AUTHORGosling, F. G.
TITLEThe Manhattan Project: Making the Atomic Bomb
PUBLISHERU.S. Department of Energy
CITYWashington, D.C.
DATE PUBLISHED1994
ISBNno number - use WorldCat search box
Web Access
Available online from Department of Energy


Published by the United States Department of Energy, this 142 page history of the Manhattan Project is a brief, concise, and technical version of the making of the atomic bomb, presented through the lens of physics. Like many historians, Gosling begins the story with Einstein’s letter and the impact it had on President Roosevelt. Part I highlights the discovery of fission and early American work on it. Part II describes early government support for research on isotope separation, and the founding of the National Defense Research Committee under Vannevar Bush. Part III traces the role of the Manhattan Engineering District under the leadership of General Groves, and its choice of paths for bomb development.

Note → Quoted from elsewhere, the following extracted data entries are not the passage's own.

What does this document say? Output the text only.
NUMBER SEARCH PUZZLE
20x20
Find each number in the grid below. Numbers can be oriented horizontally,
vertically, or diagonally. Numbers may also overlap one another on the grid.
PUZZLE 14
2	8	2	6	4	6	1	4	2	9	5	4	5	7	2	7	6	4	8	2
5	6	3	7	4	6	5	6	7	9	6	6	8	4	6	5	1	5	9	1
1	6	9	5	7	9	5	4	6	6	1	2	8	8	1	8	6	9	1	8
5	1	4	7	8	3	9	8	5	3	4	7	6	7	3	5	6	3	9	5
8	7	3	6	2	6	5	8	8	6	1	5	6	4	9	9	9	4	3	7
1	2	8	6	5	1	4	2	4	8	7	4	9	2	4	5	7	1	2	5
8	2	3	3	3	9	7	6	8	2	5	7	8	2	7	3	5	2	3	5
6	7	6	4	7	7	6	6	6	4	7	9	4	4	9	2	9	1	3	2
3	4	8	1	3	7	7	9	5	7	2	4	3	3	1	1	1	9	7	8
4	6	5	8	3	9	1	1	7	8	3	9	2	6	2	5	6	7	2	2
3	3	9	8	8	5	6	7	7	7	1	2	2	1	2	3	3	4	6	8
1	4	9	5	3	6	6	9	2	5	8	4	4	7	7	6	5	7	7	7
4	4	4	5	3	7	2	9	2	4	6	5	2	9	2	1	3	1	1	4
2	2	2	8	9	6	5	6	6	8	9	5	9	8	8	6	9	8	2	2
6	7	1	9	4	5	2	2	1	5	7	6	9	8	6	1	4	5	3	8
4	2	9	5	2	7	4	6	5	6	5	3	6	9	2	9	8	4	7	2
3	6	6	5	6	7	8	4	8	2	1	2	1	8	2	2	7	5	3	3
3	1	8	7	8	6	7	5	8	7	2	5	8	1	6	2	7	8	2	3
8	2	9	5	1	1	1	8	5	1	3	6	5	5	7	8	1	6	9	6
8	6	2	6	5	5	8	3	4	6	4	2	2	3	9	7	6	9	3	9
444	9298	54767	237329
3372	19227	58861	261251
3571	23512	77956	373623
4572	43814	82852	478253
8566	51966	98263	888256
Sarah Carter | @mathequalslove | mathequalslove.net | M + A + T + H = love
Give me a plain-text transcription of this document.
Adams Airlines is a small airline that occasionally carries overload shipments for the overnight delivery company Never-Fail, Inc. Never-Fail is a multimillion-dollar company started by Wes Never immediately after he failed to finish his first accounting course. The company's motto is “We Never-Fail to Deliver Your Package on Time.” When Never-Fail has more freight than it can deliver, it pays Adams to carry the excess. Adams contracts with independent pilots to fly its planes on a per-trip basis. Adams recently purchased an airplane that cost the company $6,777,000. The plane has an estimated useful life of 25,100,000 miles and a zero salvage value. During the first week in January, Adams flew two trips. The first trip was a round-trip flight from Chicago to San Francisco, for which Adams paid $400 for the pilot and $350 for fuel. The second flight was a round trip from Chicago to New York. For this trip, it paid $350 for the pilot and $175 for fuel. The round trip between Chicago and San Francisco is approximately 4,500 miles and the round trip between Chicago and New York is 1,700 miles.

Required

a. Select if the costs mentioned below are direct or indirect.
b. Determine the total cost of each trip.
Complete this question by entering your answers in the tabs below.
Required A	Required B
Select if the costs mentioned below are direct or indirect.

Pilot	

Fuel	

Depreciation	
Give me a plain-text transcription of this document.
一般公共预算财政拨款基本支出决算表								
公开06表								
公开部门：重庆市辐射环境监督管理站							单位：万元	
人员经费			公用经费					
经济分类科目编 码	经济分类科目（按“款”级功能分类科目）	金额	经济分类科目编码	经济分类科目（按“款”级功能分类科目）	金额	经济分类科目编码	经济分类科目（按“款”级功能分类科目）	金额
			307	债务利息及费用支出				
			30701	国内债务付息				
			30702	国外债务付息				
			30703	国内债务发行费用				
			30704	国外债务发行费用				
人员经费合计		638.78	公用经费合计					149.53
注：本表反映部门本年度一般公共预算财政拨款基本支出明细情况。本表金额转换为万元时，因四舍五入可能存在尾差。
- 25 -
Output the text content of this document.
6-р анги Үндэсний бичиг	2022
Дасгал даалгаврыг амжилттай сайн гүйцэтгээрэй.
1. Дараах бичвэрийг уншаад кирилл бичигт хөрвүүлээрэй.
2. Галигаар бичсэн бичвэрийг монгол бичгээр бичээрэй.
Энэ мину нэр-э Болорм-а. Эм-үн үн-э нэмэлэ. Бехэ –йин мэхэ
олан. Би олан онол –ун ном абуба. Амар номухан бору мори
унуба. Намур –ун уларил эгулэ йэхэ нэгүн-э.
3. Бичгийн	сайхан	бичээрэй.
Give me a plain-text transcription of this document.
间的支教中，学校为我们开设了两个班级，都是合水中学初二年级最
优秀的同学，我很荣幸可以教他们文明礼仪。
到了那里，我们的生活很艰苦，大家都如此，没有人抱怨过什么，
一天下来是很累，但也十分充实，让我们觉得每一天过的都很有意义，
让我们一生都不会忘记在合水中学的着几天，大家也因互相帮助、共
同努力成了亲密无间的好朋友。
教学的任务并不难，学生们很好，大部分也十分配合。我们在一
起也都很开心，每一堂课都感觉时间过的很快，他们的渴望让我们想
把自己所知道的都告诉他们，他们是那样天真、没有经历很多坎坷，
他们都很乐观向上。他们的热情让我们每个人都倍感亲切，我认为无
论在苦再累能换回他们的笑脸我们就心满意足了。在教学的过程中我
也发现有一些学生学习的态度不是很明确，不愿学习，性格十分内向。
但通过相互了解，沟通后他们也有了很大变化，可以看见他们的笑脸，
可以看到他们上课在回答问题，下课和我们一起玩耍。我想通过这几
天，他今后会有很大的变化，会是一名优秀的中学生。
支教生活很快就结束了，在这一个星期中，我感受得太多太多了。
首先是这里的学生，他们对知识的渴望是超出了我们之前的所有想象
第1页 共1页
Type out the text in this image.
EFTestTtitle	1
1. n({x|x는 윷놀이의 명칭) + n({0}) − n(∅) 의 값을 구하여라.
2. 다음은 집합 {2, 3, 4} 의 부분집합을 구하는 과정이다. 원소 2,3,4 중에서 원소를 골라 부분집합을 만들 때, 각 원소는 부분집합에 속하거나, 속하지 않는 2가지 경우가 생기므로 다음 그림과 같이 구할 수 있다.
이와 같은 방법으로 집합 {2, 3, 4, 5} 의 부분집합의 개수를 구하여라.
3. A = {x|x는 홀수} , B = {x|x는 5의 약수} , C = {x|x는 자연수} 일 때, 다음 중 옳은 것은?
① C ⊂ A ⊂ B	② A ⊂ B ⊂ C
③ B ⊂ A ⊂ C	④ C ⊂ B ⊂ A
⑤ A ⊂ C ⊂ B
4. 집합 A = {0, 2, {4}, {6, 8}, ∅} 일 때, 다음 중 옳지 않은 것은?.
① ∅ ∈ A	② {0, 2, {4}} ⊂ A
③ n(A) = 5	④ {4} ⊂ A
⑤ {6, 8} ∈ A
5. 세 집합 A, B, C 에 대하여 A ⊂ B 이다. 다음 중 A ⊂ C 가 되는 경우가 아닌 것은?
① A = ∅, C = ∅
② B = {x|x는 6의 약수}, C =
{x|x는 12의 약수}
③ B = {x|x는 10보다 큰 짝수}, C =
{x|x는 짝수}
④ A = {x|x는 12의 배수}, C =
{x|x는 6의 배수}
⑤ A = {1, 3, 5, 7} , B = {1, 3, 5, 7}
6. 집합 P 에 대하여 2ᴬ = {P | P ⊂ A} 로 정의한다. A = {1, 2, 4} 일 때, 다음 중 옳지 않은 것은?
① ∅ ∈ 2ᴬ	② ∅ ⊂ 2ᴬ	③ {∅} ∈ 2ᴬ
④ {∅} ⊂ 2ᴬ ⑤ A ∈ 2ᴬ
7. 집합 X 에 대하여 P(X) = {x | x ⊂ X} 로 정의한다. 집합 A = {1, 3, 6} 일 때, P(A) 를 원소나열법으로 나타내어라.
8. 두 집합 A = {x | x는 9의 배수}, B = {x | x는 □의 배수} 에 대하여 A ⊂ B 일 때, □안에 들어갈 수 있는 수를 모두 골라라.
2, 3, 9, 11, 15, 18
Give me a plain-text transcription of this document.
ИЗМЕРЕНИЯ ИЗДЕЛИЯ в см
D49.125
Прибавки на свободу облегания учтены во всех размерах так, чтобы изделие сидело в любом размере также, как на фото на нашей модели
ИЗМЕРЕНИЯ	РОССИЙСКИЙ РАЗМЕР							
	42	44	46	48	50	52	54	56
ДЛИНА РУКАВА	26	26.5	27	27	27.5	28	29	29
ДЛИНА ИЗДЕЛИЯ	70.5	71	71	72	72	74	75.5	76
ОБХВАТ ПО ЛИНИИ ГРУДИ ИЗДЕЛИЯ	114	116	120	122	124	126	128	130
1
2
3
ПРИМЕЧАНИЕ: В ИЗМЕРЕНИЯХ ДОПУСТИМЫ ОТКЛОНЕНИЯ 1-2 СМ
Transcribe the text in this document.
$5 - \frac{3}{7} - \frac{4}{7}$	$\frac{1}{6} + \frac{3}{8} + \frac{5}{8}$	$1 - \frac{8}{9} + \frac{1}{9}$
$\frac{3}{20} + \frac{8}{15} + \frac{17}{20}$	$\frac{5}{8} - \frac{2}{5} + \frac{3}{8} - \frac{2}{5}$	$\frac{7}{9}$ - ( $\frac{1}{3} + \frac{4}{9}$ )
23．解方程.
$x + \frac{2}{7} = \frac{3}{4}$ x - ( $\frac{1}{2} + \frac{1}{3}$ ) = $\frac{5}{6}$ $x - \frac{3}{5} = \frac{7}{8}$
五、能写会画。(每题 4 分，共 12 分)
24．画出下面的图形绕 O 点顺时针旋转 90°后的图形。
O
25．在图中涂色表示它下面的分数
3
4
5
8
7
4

Part IV, the most extensive section of the book, outlines the Manhattan Project in operation, with detailed descriptions of Hanford’s plutonium pile and the gaseous diffusion plant at Oak Ridge. Part V explains the decision to use, and the dropping of the two atomic bombs. Part VI tells of changes in post-war bomb preparation and assembly, and discusses the major postwar legislation on atomic energy including the establishment of the Atomic Energy Commission (AEC).